We expected the number of unique genetic clusters (commonly referred to as “K”) to vary from 1 to 6 based on landscape structure. Therefore, following convention, we tested possible values of K ranging from 1 to 20. All STRUCTURE analyses were run with a burn-in period of 10,000 iterations, with an additional 10,000 analysis iterations. We performed 20 replicate trials for each possible K value using the default settings of the admixture model and correlated allele frequencies. The best supported K values were identified using two methods: 1) plotting the replicate average Ln P(D|K), and visually determining the minimum K of the curve’s asymptote (Pritchard et al. 2010), and 2) using Evanno’s ∆K method (Evanno et al. 2005). When there were close ties between supported K values from the competing methods, we considered them all for individual assignment analyses.
Conservation Biology
We calculated Per-capita Homozygosity as the percent of homozygous genotypes across all alleles and individuals within a given landscape patch. Large values of Per-capita Homozygosity could result from a few highly inbred individuals or from many slightly inbred individuals. We also examined the effect of patch isolation on allele frequencies from data collected at the ends of the Continuous and Isolated Patches epochs. We calculated three metrics of genetic degradation for each locus in each subpopulation using output from the “‘diveRsity” R package “divBasic” function (Keenan et al. 2013), as described below:
1) Allelic richness = the number of unique alleles per locus. All ten loci began with 5 alleles each.

For each metric, we calculated the mean and standard deviation across all replicates within the same patch size (small, medium, or large) and of the same initial allele frequency (equal, unequal, or rare) for each of the two time points of interest (at the end of the Continuous and Isolated Patches epochs).
Evolutionary Ecology
Population size was tracked for each patch across all time steps to facilitate measuring the response to adaptation. Additionally, we computed the change in frequency of adaptive alleles within each patch during the Semi-Connected with Local Selection epoch. L6 contained two adaptive alleles and 3 neutral, while L7-through L10 each contained one adaptive allele and 4 neutral. L6-A2, L7-A5 and L9-A1 were adaptive in half of the patches, while L6-A4, L8-A5 and L10-A1 were adaptive in the other half. Tracking allele frequencies in L6 allowed us to examine the effect of local adaptation on allele frequency in combination with asymmetric migration from adjacent patches, where the opposite allele was advantageous.
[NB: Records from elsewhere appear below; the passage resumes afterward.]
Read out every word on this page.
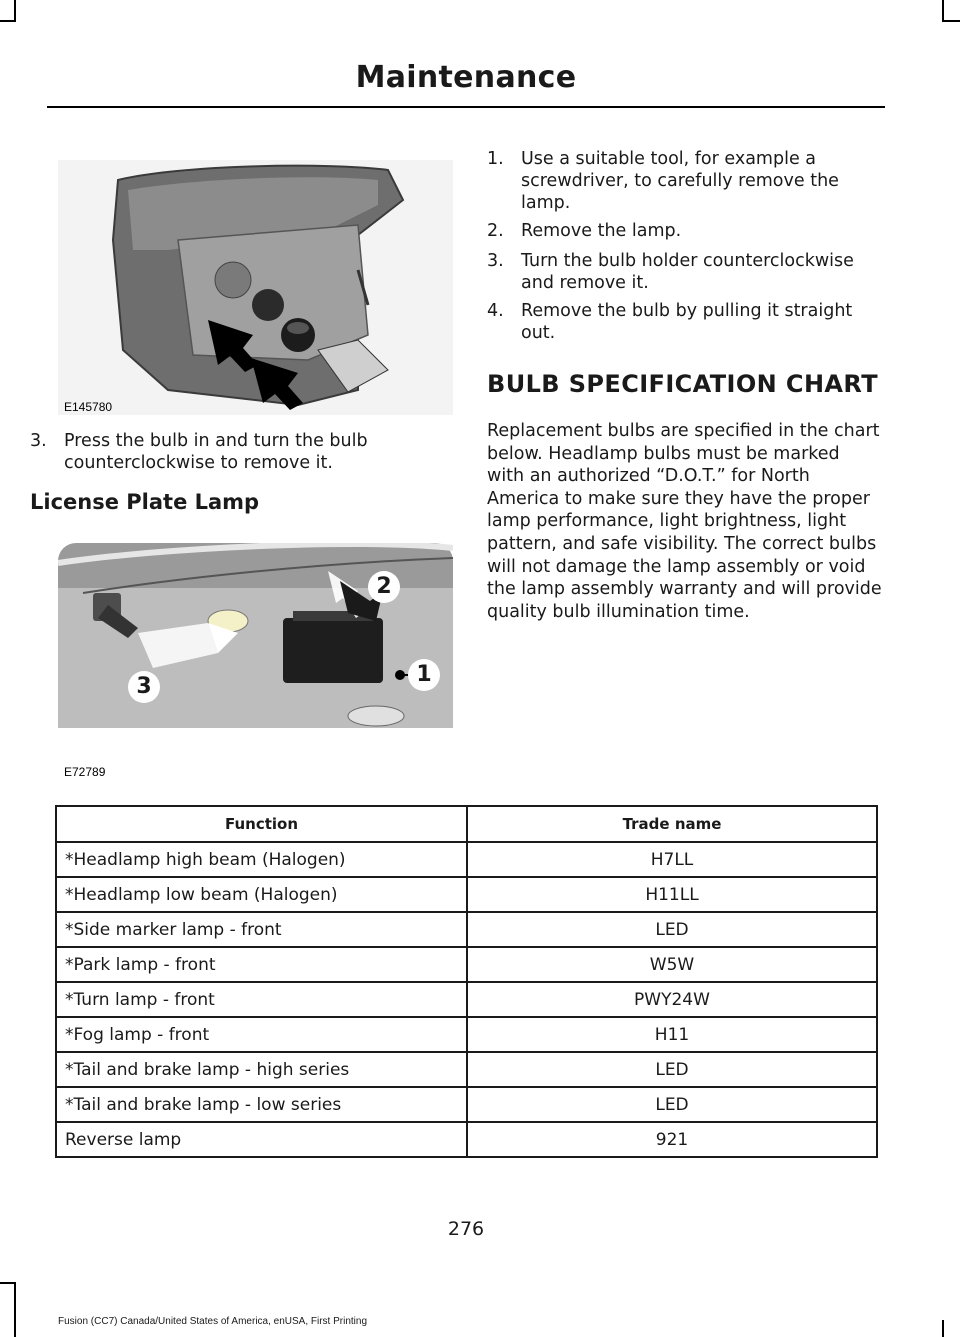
Maintenance
E145780
3. Press the bulb in and turn the bulb
counterclockwise to remove it.
License Plate Lamp
2
1
3
E72789
1. Use a suitable tool, for example a
screwdriver, to carefully remove the
lamp.
2. Remove the lamp.
3. Turn the bulb holder counterclockwise
and remove it.
4. Remove the bulb by pulling it straight
out.
BULB SPECIFICATION CHART
Replacement bulbs are specified in the chart below. Headlamp bulbs must be marked with an authorized “D.O.T.” for North America to make sure they have the proper lamp performance, light brightness, light pattern, and safe visibility. The correct bulbs will not damage the lamp assembly or void the lamp assembly warranty and will provide quality bulb illumination time.
Function	Trade name
*Headlamp high beam (Halogen)	H7LL
*Headlamp low beam (Halogen)	H11LL
*Side marker lamp - front	LED
*Park lamp - front	W5W
*Turn lamp - front	PWY24W
*Fog lamp - front	H11
*Tail and brake lamp - high series	LED
*Tail and brake lamp - low series	LED
Reverse lamp	921
276
Fusion (CC7) Canada/United States of America, enUSA, First Printing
Computational Effort and Model Availability
All 80 simulations were run on a Dell PowerEdge R820 server. Individual model runs took roughly four hours of processing time to complete. Our simulations could likely be replicated at a higher speed on a modern desktop or laptop computer, and use of the server simply made it possible to run all simulations simultaneously. Both the HexSim application and the simulation models described here are available at www.hexsim.net.